In the world of Training & Development I have been called and referred to so many different ways that our industry still hasn’t nailed down any true hierarchical job titles. My current official title is a “Training Specialist II.” I was never a “Training Specialist I,” and I have come to learn there is a III and a IV, but that’s it.
I’m an Instructional Designer, an LMS Administrator (really a Super Admin managing 56k users), eLearning Developer, and Training Analyst. If that’s what a TSII does, what the heck does a TSIII do? And I can only imagine the stress a TSIV must have!

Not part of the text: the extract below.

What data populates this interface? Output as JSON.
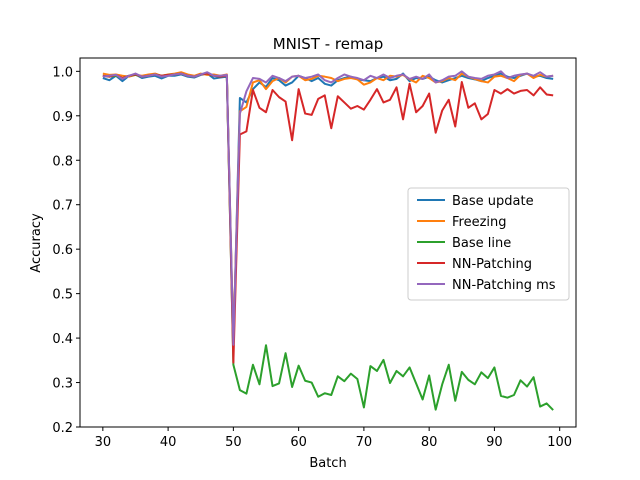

There are many folks who do what I do but if you ask, no two will give the same answer: Elearning Strategist; Instructional Consultant; Training Project Coordinator; Training Technologist; Learning Technologies. I bet if I met 100 people in this industry, 99 would say they are involved in as much if not more of what I do. It would be rare however that we would share the same title.
So, to have some fun, tilt some heads, and raise some eyebrows, why not give myself a title that makes ’em think?
I don’t think I’ll actually put it on my biz card or sign my email, but it is fun to say, “Andragogy Instructionalist.”
Bearman says
Andragogy…I know what that is. You and I are probably only 5% including spelling bee kids who know what that is.